I’ve been meditating on the story of Saint Christopher. It’s got my imagination fired up and my soul is energized by the images and icons of service that he represents. You can research the story here or here or here, as a few places to start. The story is readily available.
For some it will sound very odd to be meditating with or on a Saint. I didn’t grow up with the Saints, so I understand… it’s been a relatively new thing in my life, for about 6 years now, to read about and explore the lives of the Saints. My recent prayers, focusing on the short litany, “Let me love. Let me learn. Let me serve.” have brought me to the study of St. Christopher. Well, that and finding a sweet St. Christopher medallion at a flea market. =)
This Saint’s story is one of honest searching for a king worthy of serving. It’s a story about one’s strength and giftedness being used as a blessing to others. It’s a story that shows how we aren’t all the same in our coming to Christ or in our following of Christ. I like the story a lot. It’s a story of the divine in the mundane, and reminds me of a quote from Mother Teresa of Calcutta, “Be faithful in small things because it is in them that your strength lies.”
Don’t faint when you realize that we aren’t sure if he lived in the 3rd or 4th Century. Don’t give up on him because of the interesting divergence of details among the myriad traditions. The story of Christopher is not scripture, so we aren’t looking in it for that kind of divine revelation… but we can find in it divine vibrations… we can find in it a picture of humanity that points us to the divine.

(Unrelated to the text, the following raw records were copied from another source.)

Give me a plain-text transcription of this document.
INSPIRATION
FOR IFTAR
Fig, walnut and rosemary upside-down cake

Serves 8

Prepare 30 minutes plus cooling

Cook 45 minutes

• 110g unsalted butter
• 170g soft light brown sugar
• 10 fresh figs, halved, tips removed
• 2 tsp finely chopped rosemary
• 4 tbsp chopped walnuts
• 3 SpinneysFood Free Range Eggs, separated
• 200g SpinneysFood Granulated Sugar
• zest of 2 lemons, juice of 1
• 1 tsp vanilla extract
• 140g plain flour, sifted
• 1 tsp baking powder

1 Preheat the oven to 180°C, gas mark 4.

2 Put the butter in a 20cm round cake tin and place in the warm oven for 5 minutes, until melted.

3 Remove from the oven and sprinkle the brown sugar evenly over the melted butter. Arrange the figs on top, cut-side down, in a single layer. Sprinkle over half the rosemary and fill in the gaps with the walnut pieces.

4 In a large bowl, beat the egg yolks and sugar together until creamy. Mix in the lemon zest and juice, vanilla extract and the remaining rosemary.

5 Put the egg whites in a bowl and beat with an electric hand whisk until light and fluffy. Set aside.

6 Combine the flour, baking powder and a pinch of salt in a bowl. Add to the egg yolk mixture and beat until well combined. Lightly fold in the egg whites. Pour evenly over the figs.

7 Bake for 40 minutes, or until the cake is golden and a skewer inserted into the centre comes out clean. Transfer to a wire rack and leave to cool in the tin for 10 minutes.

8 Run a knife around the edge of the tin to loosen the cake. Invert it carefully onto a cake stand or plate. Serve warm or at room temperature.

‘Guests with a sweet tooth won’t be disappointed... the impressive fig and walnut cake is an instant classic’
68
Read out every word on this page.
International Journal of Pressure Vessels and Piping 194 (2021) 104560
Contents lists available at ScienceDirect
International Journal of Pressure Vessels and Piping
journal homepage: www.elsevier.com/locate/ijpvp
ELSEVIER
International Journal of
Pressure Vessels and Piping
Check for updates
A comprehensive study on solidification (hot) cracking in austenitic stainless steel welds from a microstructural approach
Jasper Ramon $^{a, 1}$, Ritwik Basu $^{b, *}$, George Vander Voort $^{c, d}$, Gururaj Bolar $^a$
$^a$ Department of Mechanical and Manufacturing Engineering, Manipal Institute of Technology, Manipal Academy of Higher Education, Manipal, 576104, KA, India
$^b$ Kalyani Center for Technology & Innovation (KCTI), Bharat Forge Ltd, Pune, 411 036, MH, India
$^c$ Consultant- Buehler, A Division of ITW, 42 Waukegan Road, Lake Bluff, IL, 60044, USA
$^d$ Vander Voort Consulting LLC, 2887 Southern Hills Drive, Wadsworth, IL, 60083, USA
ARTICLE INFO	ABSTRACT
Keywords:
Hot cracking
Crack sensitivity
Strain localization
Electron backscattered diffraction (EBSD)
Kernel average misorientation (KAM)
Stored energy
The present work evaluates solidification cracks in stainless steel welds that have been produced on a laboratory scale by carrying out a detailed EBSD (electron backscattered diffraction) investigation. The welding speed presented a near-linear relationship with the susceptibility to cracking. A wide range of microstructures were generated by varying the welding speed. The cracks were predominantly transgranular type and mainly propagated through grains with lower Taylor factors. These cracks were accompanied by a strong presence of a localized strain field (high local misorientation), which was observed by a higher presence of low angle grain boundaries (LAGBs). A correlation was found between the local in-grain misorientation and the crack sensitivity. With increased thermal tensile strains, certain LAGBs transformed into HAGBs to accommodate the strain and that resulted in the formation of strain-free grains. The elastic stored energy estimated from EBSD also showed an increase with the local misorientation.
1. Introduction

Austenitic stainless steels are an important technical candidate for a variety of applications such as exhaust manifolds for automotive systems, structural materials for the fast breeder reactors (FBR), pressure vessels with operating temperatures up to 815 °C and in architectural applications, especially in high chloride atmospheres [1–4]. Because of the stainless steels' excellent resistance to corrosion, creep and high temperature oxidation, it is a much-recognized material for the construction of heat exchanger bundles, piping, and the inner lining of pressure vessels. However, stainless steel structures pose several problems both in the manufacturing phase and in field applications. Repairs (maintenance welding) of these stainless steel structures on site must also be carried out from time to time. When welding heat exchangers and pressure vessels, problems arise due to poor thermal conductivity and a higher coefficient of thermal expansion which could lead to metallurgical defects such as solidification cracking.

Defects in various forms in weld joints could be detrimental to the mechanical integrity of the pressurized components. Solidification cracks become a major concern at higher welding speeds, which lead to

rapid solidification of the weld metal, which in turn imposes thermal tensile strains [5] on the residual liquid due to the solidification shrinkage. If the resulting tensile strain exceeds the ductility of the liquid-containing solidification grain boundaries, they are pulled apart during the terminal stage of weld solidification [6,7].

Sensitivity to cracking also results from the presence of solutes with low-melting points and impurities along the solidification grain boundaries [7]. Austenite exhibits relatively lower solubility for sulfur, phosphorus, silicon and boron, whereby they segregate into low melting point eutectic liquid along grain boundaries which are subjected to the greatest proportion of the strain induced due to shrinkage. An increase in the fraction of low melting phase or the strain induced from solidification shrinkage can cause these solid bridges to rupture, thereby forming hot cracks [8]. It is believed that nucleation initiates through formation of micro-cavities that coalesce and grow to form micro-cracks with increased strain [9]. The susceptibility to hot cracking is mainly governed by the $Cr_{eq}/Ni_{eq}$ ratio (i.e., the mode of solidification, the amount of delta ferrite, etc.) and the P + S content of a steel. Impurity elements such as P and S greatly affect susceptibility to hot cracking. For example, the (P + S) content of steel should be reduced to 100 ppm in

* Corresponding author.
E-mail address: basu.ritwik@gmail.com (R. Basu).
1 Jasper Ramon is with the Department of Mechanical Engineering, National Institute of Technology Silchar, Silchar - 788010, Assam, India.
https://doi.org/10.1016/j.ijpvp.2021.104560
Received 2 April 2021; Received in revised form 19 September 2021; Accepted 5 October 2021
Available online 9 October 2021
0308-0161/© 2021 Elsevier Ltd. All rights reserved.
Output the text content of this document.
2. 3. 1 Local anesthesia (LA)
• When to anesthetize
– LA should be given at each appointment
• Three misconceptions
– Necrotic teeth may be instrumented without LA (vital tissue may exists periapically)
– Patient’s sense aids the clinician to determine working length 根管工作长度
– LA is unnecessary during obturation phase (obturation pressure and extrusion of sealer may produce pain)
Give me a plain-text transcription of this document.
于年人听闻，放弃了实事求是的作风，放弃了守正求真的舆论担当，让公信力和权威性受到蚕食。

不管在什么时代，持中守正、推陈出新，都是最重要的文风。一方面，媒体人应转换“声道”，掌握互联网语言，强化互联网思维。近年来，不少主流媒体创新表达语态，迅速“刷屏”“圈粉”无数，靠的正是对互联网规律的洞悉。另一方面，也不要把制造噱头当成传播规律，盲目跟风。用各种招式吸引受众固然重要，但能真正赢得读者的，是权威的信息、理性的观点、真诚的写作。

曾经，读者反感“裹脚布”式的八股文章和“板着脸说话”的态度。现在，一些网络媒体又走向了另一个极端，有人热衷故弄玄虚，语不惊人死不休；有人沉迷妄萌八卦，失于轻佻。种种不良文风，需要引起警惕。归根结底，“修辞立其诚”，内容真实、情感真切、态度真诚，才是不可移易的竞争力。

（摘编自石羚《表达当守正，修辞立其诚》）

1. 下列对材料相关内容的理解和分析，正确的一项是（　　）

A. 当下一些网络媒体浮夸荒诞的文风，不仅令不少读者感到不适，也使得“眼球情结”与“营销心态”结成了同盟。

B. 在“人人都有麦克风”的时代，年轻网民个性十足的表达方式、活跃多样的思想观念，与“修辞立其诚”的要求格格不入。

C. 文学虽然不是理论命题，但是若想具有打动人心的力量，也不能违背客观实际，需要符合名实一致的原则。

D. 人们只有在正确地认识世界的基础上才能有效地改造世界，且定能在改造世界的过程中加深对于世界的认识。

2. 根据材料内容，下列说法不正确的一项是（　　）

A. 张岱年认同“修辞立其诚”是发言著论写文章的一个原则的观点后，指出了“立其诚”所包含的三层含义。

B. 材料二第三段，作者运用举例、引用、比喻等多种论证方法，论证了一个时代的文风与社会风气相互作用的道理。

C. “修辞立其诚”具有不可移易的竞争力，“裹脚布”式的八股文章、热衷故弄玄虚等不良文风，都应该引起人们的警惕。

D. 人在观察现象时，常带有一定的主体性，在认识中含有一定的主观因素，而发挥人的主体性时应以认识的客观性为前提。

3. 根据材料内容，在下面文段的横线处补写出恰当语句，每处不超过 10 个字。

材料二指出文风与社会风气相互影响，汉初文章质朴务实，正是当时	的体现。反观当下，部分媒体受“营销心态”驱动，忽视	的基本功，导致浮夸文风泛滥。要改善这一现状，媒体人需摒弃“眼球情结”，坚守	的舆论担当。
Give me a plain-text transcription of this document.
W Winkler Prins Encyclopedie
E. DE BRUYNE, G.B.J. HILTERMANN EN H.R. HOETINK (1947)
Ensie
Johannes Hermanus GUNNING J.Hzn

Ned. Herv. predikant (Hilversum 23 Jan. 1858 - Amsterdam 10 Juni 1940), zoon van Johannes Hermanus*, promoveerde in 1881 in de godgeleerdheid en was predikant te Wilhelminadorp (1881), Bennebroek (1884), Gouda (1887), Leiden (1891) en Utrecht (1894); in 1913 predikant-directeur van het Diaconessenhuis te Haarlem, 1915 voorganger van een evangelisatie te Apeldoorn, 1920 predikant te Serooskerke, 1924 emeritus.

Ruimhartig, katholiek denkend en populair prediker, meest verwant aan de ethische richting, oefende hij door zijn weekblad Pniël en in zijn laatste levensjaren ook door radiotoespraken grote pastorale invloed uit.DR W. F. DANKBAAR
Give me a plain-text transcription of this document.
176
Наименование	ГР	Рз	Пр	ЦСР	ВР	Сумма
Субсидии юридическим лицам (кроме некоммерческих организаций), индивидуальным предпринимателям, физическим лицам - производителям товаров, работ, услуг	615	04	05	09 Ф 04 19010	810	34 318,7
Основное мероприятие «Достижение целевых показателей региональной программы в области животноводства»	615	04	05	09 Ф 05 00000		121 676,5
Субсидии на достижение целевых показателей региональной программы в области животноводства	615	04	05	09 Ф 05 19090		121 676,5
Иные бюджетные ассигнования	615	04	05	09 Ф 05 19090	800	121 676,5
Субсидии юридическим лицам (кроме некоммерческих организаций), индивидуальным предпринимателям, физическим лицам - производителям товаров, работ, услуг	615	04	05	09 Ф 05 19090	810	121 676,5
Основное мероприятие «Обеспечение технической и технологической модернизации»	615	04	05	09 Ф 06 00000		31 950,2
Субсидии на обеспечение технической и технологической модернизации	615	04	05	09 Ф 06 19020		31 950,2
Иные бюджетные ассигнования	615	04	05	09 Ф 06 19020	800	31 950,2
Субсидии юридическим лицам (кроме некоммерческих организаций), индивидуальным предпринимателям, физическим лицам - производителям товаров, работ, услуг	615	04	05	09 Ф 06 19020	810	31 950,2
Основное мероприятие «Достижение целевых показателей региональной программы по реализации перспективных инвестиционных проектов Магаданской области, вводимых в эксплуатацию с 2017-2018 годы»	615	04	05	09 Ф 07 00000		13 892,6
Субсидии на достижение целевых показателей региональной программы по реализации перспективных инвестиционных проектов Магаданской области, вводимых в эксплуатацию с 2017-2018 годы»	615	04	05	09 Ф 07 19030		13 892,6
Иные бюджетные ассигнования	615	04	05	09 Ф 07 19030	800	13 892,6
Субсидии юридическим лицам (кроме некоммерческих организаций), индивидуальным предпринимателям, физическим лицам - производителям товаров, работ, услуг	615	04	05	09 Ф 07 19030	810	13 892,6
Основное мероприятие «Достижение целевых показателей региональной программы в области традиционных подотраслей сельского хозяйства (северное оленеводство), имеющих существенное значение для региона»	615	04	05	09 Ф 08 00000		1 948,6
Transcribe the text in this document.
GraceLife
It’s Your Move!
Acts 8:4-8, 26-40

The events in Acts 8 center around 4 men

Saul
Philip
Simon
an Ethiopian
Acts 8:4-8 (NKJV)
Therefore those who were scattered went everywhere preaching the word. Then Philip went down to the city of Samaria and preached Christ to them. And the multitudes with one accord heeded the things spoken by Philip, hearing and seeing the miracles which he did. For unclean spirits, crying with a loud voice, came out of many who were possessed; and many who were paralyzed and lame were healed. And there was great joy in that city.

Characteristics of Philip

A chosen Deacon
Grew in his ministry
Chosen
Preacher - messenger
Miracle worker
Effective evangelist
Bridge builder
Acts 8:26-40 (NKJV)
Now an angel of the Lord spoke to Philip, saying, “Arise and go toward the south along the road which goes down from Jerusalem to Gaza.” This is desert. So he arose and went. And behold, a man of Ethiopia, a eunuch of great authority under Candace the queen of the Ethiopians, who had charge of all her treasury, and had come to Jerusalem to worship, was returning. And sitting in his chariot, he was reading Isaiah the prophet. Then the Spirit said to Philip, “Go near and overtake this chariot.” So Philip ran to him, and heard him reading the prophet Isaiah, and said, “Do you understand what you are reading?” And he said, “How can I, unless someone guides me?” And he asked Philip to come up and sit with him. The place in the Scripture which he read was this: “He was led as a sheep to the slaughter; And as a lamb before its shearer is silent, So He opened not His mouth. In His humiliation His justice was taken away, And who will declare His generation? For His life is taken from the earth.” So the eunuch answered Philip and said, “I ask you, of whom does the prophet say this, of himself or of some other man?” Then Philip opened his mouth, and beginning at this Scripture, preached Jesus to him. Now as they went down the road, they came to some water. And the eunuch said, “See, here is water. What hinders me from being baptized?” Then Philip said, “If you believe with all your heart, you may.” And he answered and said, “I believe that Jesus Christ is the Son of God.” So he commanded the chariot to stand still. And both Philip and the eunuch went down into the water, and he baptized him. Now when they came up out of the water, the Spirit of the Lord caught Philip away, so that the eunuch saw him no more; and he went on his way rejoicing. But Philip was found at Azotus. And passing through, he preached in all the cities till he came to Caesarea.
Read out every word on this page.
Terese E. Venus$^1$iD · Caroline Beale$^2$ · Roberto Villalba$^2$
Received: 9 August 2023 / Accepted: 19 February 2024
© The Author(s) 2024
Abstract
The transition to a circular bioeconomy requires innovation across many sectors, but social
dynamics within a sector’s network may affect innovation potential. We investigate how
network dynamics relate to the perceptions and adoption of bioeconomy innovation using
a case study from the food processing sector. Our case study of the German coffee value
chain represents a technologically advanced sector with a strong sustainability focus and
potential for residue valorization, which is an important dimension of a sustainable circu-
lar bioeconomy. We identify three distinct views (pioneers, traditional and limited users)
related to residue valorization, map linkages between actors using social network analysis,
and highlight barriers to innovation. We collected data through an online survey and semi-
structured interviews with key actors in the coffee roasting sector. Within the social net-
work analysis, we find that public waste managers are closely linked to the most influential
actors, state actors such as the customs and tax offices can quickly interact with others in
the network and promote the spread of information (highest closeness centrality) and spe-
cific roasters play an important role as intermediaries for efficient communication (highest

Who can’t relate to the redemption of Christopher? Who can’t relate at some time in life to physically standing out, by our stature or appearance. Who can’t relate to seeking someone worthy of our service and fidelity? Who among us doesn’t live next to “raging rivers of life” that force us to journey together? I like the story. It inspires me.
I want to be a Christopher. I want to serve with fidelity and strength. I want to be a useful neighbor in the world. I want my service in this life to be service to the One who gives life. Perhaps one day we’ll each get across this river and wipe our tired brow, and sigh real big, and look around and say, “Dude, I just barely made it through.” And our Christ is going to high-five us and say, “No way. We rocked!”